How do experiences arise? Experience arises from the human mind. What part of the cranium is the human mind? It is theorized to be the collection of all the electrical and chemical signals of nerve cells, with their interactions and features, in sets.

Electrical impulses are established in brain science to be action potentials from voltage-gated ions channels. It is theorized that in sets, they carry information as 'summaries' of functions and features. It is with this that they strike, to fuse briefly with chemical signals, presenting what they bring then accessing what is contained in that configuration of chemical signals.

Simply, electrical signals-in sets-strike, to fuse briefly with chemical signals-in sets, distributing what they are relaying, as well as accessing what is available in that configuration.
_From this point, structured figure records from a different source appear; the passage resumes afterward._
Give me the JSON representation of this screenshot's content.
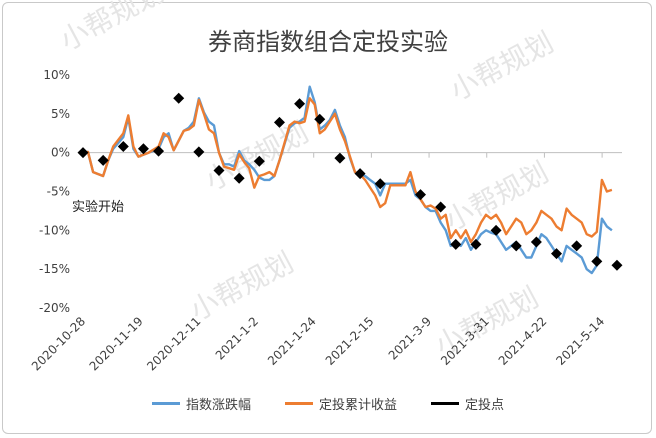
{
  "watermark": "小帮规划",
  "chart_data": {
    "type": "line",
    "title": "券商指数组合定投实验",
    "ylim": [
      -20,
      10
    ],
    "y_ticks": [
      "10%",
      "5%",
      "0%",
      "-5%",
      "-10%",
      "-15%",
      "-20%"
    ],
    "y_tick_values": [
      10,
      5,
      0,
      -5,
      -10,
      -15,
      -20
    ],
    "x_ticks": [
      "2020-10-28",
      "2020-11-19",
      "2020-12-11",
      "2021-1-2",
      "2021-1-24",
      "2021-2-15",
      "2021-3-9",
      "2021-3-31",
      "2021-4-22",
      "2021-5-14"
    ],
    "annotation": "实验开始",
    "grid": "none",
    "legend_position": "bottom",
    "series": [
      {
        "name": "指数涨跌幅",
        "color": "#5b9bd5",
        "points": [
          [
            0,
            0
          ],
          [
            1,
            0.1
          ],
          [
            2,
            -2.5
          ],
          [
            4,
            -3.0
          ],
          [
            5,
            -1.0
          ],
          [
            6,
            0.5
          ],
          [
            8,
            2.0
          ],
          [
            9,
            4.5
          ],
          [
            10,
            0.5
          ],
          [
            11,
            -0.5
          ],
          [
            13,
            0
          ],
          [
            15,
            0.5
          ],
          [
            16,
            2.0
          ],
          [
            17,
            2.5
          ],
          [
            18,
            0.3
          ],
          [
            20,
            2.8
          ],
          [
            21,
            3.2
          ],
          [
            22,
            4.0
          ],
          [
            23,
            7.0
          ],
          [
            24,
            5.2
          ],
          [
            25,
            4.0
          ],
          [
            26,
            3.5
          ],
          [
            27,
            0
          ],
          [
            28,
            -1.5
          ],
          [
            29,
            -1.5
          ],
          [
            30,
            -1.8
          ],
          [
            31,
            0.2
          ],
          [
            32,
            -1.0
          ],
          [
            33,
            -1.5
          ],
          [
            34,
            -2.2
          ],
          [
            35,
            -3.2
          ],
          [
            36,
            -3.5
          ],
          [
            37,
            -3.5
          ],
          [
            38,
            -3.0
          ],
          [
            39,
            -1.0
          ],
          [
            41,
            3.2
          ],
          [
            42,
            3.8
          ],
          [
            43,
            4.0
          ],
          [
            44,
            4.5
          ],
          [
            45,
            8.5
          ],
          [
            46,
            6.5
          ],
          [
            47,
            3.0
          ],
          [
            48,
            3.5
          ],
          [
            49,
            4.2
          ],
          [
            50,
            5.5
          ],
          [
            51,
            3.5
          ],
          [
            52,
            2.0
          ],
          [
            53,
            -0.7
          ],
          [
            54,
            -2.5
          ],
          [
            55,
            -2.8
          ],
          [
            56,
            -3.0
          ],
          [
            57,
            -3.5
          ],
          [
            58,
            -4.0
          ],
          [
            59,
            -5.5
          ],
          [
            60,
            -4.0
          ],
          [
            61,
            -4.0
          ],
          [
            62,
            -4.0
          ],
          [
            63,
            -4.0
          ],
          [
            64,
            -4.0
          ],
          [
            65,
            -3.5
          ],
          [
            66,
            -5.5
          ],
          [
            67,
            -6.0
          ],
          [
            68,
            -7.0
          ],
          [
            69,
            -7.5
          ],
          [
            70,
            -7.5
          ],
          [
            71,
            -9.0
          ],
          [
            72,
            -10.0
          ],
          [
            73,
            -12.0
          ],
          [
            74,
            -11.5
          ],
          [
            75,
            -12.0
          ],
          [
            76,
            -11.0
          ],
          [
            77,
            -12.5
          ],
          [
            78,
            -11.5
          ],
          [
            79,
            -10.5
          ],
          [
            80,
            -10.0
          ],
          [
            81,
            -10.3
          ],
          [
            82,
            -10.5
          ],
          [
            83,
            -11.5
          ],
          [
            84,
            -12.5
          ],
          [
            85,
            -12.0
          ],
          [
            86,
            -11.5
          ],
          [
            87,
            -12.5
          ],
          [
            88,
            -13.5
          ],
          [
            89,
            -13.5
          ],
          [
            90,
            -12.0
          ],
          [
            91,
            -10.5
          ],
          [
            92,
            -11.0
          ],
          [
            93,
            -12.0
          ],
          [
            94,
            -13.0
          ],
          [
            95,
            -14.0
          ],
          [
            96,
            -12.0
          ],
          [
            97,
            -12.5
          ],
          [
            98,
            -13.0
          ],
          [
            99,
            -13.5
          ],
          [
            100,
            -15.0
          ],
          [
            101,
            -15.5
          ],
          [
            102,
            -14.5
          ],
          [
            103,
            -8.5
          ],
          [
            104,
            -9.5
          ],
          [
            105,
            -10.0
          ]
        ]
      },
      {
        "name": "定投累计收益",
        "color": "#ed7d31",
        "points": [
          [
            0,
            0
          ],
          [
            1,
            0.1
          ],
          [
            2,
            -2.5
          ],
          [
            4,
            -3.0
          ],
          [
            5,
            -1.0
          ],
          [
            6,
            0.8
          ],
          [
            8,
            2.5
          ],
          [
            9,
            4.8
          ],
          [
            10,
            0.8
          ],
          [
            11,
            -0.5
          ],
          [
            13,
            0
          ],
          [
            15,
            0.8
          ],
          [
            16,
            2.5
          ],
          [
            17,
            2.0
          ],
          [
            18,
            0.3
          ],
          [
            20,
            2.8
          ],
          [
            21,
            3.0
          ],
          [
            22,
            3.5
          ],
          [
            23,
            6.8
          ],
          [
            24,
            5.0
          ],
          [
            25,
            3.0
          ],
          [
            26,
            2.5
          ],
          [
            27,
            0
          ],
          [
            28,
            -1.8
          ],
          [
            29,
            -2.0
          ],
          [
            30,
            -2.2
          ],
          [
            31,
            -0.2
          ],
          [
            32,
            -1.2
          ],
          [
            33,
            -2.0
          ],
          [
            34,
            -4.5
          ],
          [
            35,
            -3.0
          ],
          [
            36,
            -2.8
          ],
          [
            37,
            -2.5
          ],
          [
            38,
            -3.0
          ],
          [
            39,
            -1.0
          ],
          [
            41,
            3.5
          ],
          [
            42,
            4.0
          ],
          [
            43,
            3.8
          ],
          [
            44,
            4.0
          ],
          [
            45,
            7.0
          ],
          [
            46,
            6.2
          ],
          [
            47,
            2.5
          ],
          [
            48,
            3.0
          ],
          [
            49,
            4.0
          ],
          [
            50,
            5.0
          ],
          [
            51,
            3.0
          ],
          [
            52,
            1.5
          ],
          [
            53,
            -0.5
          ],
          [
            54,
            -2.5
          ],
          [
            55,
            -2.8
          ],
          [
            56,
            -3.5
          ],
          [
            57,
            -4.5
          ],
          [
            58,
            -5.5
          ],
          [
            59,
            -7.0
          ],
          [
            60,
            -6.5
          ],
          [
            61,
            -4.2
          ],
          [
            62,
            -4.2
          ],
          [
            63,
            -4.2
          ],
          [
            64,
            -4.2
          ],
          [
            65,
            -2.5
          ],
          [
            66,
            -5.0
          ],
          [
            67,
            -6.0
          ],
          [
            68,
            -7.0
          ],
          [
            69,
            -6.8
          ],
          [
            70,
            -7.2
          ],
          [
            71,
            -8.5
          ],
          [
            72,
            -8.0
          ],
          [
            73,
            -11.0
          ],
          [
            74,
            -10.0
          ],
          [
            75,
            -11.0
          ],
          [
            76,
            -10.0
          ],
          [
            77,
            -11.5
          ],
          [
            78,
            -10.5
          ],
          [
            79,
            -9.0
          ],
          [
            80,
            -8.0
          ],
          [
            81,
            -8.5
          ],
          [
            82,
            -8.0
          ],
          [
            83,
            -9.0
          ],
          [
            84,
            -10.5
          ],
          [
            85,
            -9.5
          ],
          [
            86,
            -8.5
          ],
          [
            87,
            -9.0
          ],
          [
            88,
            -10.5
          ],
          [
            89,
            -10.0
          ],
          [
            90,
            -9.0
          ],
          [
            91,
            -7.5
          ],
          [
            92,
            -8.0
          ],
          [
            93,
            -8.5
          ],
          [
            94,
            -9.5
          ],
          [
            95,
            -10.0
          ],
          [
            96,
            -7.2
          ],
          [
            97,
            -8.0
          ],
          [
            98,
            -8.5
          ],
          [
            99,
            -9.0
          ],
          [
            100,
            -10.5
          ],
          [
            101,
            -10.8
          ],
          [
            102,
            -10.2
          ],
          [
            103,
            -3.5
          ],
          [
            104,
            -5.0
          ],
          [
            105,
            -4.8
          ]
        ]
      },
      {
        "name": "定投点",
        "color": "#000000",
        "points": [
          [
            0,
            0
          ],
          [
            4,
            -1.0
          ],
          [
            8,
            0.8
          ],
          [
            12,
            0.5
          ],
          [
            15,
            0.2
          ],
          [
            19,
            7.0
          ],
          [
            23,
            0.1
          ],
          [
            27,
            -2.3
          ],
          [
            31,
            -3.3
          ],
          [
            35,
            -1.1
          ],
          [
            39,
            3.9
          ],
          [
            43,
            6.3
          ],
          [
            47,
            4.3
          ],
          [
            51,
            -0.7
          ],
          [
            55,
            -2.7
          ],
          [
            59,
            -4.0
          ],
          [
            67,
            -5.4
          ],
          [
            71,
            -7.0
          ],
          [
            74,
            -11.8
          ],
          [
            78,
            -11.8
          ],
          [
            82,
            -10.0
          ],
          [
            86,
            -12.0
          ],
          [
            90,
            -11.5
          ],
          [
            94,
            -13.0
          ],
          [
            98,
            -12.0
          ],
          [
            102,
            -14.0
          ],
          [
            106,
            -14.5
          ]
        ]
      }
    ]
  }
}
It is in this process that experiences arise, conceptually. It is in sets that they carry information, and it is by their strike, they generate experiences or allow for what they bear as information to be available or useful as functions [memory, emotions, feelings and modulation].

Respective chemical signals contribute rations to what becomes the configuration of that set. It is with this configuration-in set, that they hold information. It is what electrical signals strike at to give to and to take from, conceptually.

Within the breadth where chemical impulses are provided, there are spaces from which intent or free will is operated from. This space is theorized to be what contracts during sleep, as intent leaves. It thins for long hours while awake, reducing the strength for a balanced function, setting up for sleep.

Subjectivity or self is obtained by the side-by-side concentration change of rations of chemical impulses in a set. Attention [or prioritization] is the set with the highest possible volume in a moment, while awareness [or pre-prioritization] are others with less. Interchange between both occurs often. All features can be relayed in [summaries of] sets of electrical signals.

The way experiences arise conceptually is different from how subjectivity is produced. This makes the common definition of consciousness unmatched with what goes on in the mind.

Consciousness is a super qualifier, collecting qualifiers of functions or the features that act on functions. Provided the human mind or all the information function of the brain is carried out by both electrical and chemical signals, experiences are postulated to arise by this description.

What is the measure of subjective experience?

Are all the subjective experiences the same, in measure, for an adult human? Also, are subjective experiences the same across species? What determines the intensity of any experience, is it attention [as a feature] or subjectivity?

It is possible to develop a measure for the features of the functions of mind, to be able to gauge how they permeate experiences, across situations and for species. It is postulated that the total possible outcome when all the features act on a function is 1. This means that the possible total outcome is always 1, but the action of any feature on the function, may take a larger chunk of effect. Attention and intent are often more rated than self and awareness. It is possible to develop this as a conceptual scale for sentience.

AI Safety

For AI, it is also possible to measure features they apply to digital memory, parallel to human memory, since AI does not have feelings and emotions. For AI safety, it is possible to use this scale to measure how their intent is coming up, to also know how they align with human values or not. The human mind interprets the physical world, but the mind filters a lot, with intent, to ensure that social and occupational functioning matches with the mean. AI has some representation of the physical world, with a second-hand intent that goes on any possible errand. Exploring AI with the scale of mind features holds promise for safety.

Digital succeeded because it is easily manipulable than physical, making chaos more common in digital than in physical. This makes AI exposed to free fall, deepfakes and so on.

The order threshold an individual must have, due to consequences, to be a part of human society does not necessarily exist with digital and by extension, AI, so far.

As AI gets better with intent, without subjectivity or knowledge of consequences, more risks may abound.